UNSW wants to lift its research reputation and is offering academics incentives, as in cash, to do it. DVC R Nicholas Fisk is telling staff that the UNSW goal, “to be a top 50 university” by 2025 involves improving on an average of the Times Higher, QS and Academic Ranking of World Universities’ citation/publication scores.
Professor Fisk says UNSW needs to lift field weighted citation impacts, highly cited researchers and “our Nature and Science papers.” He presents six “tips: for improved citation impact,” having an ORCID unique identifier, creating a Google Scholar page, promoting research in social media, engaging with open access, “if a paper is more widely available, it has more chance of being cited,” attending UNSW impact workshops and asking expert staff on profile building.

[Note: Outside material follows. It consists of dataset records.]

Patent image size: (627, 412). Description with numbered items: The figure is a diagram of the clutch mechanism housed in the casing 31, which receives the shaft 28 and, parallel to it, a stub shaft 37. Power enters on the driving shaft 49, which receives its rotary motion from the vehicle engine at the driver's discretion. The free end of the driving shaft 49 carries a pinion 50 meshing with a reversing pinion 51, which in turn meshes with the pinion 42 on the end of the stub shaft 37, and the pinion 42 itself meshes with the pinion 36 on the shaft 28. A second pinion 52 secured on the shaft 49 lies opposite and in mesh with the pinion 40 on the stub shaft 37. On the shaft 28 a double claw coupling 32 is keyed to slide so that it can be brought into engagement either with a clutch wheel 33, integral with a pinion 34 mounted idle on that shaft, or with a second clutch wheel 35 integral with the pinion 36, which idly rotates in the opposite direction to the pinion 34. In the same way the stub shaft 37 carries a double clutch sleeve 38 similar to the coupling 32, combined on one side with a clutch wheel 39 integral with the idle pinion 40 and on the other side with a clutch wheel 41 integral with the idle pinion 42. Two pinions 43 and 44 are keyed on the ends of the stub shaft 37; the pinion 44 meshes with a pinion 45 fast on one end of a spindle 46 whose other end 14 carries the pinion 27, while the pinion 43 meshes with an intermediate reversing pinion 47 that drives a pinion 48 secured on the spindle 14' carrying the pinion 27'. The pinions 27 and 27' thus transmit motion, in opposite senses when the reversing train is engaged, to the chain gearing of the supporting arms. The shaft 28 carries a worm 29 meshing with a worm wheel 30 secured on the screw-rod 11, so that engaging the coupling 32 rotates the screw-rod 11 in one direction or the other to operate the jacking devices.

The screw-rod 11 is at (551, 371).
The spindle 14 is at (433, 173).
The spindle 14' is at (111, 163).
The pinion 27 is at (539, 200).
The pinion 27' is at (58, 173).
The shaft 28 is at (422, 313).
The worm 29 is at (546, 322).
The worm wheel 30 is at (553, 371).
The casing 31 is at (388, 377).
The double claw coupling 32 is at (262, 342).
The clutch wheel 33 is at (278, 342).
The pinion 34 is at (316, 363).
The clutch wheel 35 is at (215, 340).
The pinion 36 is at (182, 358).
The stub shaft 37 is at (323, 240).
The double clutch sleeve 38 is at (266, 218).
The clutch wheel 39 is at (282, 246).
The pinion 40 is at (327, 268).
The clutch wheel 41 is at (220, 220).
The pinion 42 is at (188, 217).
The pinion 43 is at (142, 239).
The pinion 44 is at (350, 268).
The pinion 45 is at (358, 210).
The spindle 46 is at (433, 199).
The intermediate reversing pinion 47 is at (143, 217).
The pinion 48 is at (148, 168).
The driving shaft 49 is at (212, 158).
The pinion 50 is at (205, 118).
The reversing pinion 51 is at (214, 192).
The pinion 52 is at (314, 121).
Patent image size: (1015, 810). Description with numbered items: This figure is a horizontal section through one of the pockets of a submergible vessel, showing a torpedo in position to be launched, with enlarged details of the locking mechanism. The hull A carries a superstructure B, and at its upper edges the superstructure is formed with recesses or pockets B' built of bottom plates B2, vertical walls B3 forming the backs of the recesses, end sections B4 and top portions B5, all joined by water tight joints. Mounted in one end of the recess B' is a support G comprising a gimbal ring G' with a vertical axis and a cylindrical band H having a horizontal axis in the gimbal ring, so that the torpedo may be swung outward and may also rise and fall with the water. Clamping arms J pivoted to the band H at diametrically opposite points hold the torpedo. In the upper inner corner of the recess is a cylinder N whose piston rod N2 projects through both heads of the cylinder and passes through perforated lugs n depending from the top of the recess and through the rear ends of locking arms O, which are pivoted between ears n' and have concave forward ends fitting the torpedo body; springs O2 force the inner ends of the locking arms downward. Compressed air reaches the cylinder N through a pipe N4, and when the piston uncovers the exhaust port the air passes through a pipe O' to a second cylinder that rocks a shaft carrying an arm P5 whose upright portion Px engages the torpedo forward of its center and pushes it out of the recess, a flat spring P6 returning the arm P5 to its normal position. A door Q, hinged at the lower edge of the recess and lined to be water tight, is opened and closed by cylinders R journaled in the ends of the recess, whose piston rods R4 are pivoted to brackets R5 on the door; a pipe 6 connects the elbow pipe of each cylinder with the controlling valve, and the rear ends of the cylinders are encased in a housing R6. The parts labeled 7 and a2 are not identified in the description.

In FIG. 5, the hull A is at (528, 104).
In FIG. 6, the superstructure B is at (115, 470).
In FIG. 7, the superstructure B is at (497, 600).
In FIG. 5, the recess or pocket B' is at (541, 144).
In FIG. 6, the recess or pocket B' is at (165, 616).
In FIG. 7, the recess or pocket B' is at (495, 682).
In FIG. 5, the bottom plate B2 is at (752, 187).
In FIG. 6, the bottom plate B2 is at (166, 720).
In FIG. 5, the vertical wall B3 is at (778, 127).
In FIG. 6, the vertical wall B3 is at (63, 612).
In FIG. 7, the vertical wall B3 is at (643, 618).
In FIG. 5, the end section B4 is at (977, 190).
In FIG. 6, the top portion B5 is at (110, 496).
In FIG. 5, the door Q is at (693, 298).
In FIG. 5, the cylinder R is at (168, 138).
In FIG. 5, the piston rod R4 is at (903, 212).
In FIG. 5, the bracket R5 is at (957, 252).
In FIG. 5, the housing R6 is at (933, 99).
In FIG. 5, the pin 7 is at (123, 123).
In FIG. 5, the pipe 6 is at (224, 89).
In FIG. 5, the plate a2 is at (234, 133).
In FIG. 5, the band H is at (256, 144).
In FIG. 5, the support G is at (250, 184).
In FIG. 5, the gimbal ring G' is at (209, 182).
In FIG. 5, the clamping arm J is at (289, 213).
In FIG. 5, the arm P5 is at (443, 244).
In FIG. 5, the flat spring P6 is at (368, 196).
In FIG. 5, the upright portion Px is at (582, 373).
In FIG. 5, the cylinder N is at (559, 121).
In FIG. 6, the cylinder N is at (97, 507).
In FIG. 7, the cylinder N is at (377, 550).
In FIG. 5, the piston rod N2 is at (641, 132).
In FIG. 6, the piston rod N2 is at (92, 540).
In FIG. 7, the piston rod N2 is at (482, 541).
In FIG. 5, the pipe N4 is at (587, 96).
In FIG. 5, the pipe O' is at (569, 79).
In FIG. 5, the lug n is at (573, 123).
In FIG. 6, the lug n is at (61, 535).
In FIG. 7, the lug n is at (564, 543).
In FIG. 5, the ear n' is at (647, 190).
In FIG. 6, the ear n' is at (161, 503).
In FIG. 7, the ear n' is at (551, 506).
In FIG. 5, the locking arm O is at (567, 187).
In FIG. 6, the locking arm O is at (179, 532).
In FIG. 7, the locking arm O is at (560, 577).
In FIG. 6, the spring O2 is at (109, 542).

UNSW is also offering cash incentives. A lead UNSW author will get $500 for published papers that appear in selected prestige publications. There is $1000 for each paper identified in the Times Higher and QS five-year windows as a “highly cited paper” appearing in the Web of Science. UNSW corresponding authors of articles published in Nature and Science will receive $10 000 from the university, with “sliding amounts” for other authors.
And for those who decide this is all too hard UNSW wants to help; creating “over 200-education focused roles across the university for those wishing to move out of teaching/research into teaching-only roles.”
Some researchers are not relaxed with this approach, but at least it is not like China. There are Chinese universities which pay publication bounties, (in some case said to be 20 times an author’s annual salary for a paper in Nature). According to researchers Wei Quan, (Wuhan University) Bikun Chen, (Nanjing University of Science and Technology), and Fei Shu, (McGill University) this can lead to citation and publication gaming. There is, they argue, a “golden rule of academia in China: publish or impoverish.”